Interpretive Summary: The use of oats (Avena sativa L.) in foods has received increased interest due to their nutritional value (e.g. high in soluble dietary fiber, proteins, unsaturated fatty acids, vitamins, minerals and other nutrients). A substantial amount of the dietary fiber of oats comes from ß-glucan (mixed linkage (1-3)(1-4)-ß-D-glucan), a cell wall polysaccharide that can reduce the concentration of serum cholesterol, attenuate blood glucose level, slow insulin response in the blood, and maintain the balance of intestinal flora . Furthermore, the FDA reports the positive role of soluble dietary fiber from oats in reducing the risk for coronary heart diseases. Utilization of oats in baked products is limited due to the inability of oat flour to form cohesive, viscoelastic dough, such as the gluten network of wheat dough. The addition of proteins from other food sources and/or enzymes to food ingredients is often used to improve the quality, texture, and storage stability of products. Addition of the enzyme transglutaminase (TGase) to dough systems results in an increase in the elasticity, water-holding capability, and other functional properties of end-products. In this study, oat dough containing 15% vital wheat gluten (VWG) and oat dough containing 15% egg albumin (EA) were used to produce oat noodles with or without gluten (gluten-free), respectively. TGase was added to examine the effects on the noodle-making characteristics and overall quality of the oat noodles. Adding 1.0% TGase to oat dough with or without the addition of VWG or EA improved the cooking quality, reduced the cooking loss, and enhanced the hardness and springiness of the noodles. This research has shown that it is possible to produce oat noodles both with and without gluten (gluten-free) and has provided an essential foundation for development of other oat products.

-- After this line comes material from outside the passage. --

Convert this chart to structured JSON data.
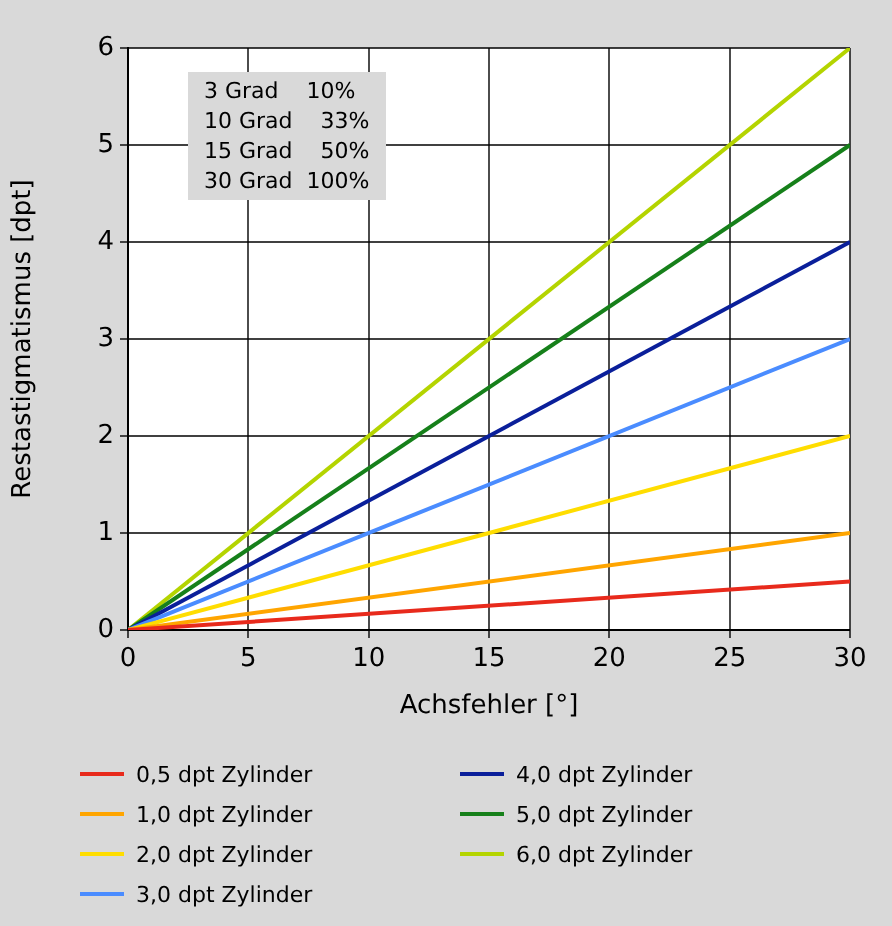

Incorporating exogenous proteins into food production is a common practice for improving processing characteristics. In the present study, oat dough containing 15% (w/w, blends of protein-oat flour basis [POB]) vital wheat gluten (VWG) or 15% (w/w, POB) egg albumin (EA) were used to produce noodles with or without gluten (i.e., gluten-free). The rheological and noodle-making characteristics of oat dough containing exogenous proteins and the effects of added transglutaminase (TGase) were examined. The results indicate that the extent of TGase’s modification of the thermomechanical and dynamic rheological characteristics (G’ and G”) are dependent on the source of exogenous proteins in the oat dough. By adding 1.0% (w/w, POB) TGase, the cooking qualities of the resulting noodles (i.e., those containing VWG and EA) were significantly elevated with lower cooking loss; the elasticity of both types of noodles increased. The effects of TGase in different dough systems were analyzed by SDS-PAGE. In oat dough prepared with VWG, TGase was shown to catalyse the cross-linking of both oat protein and gluten protein; however, oat protein acted as the only substrate of TGase in the noodles that had been prepared with EA.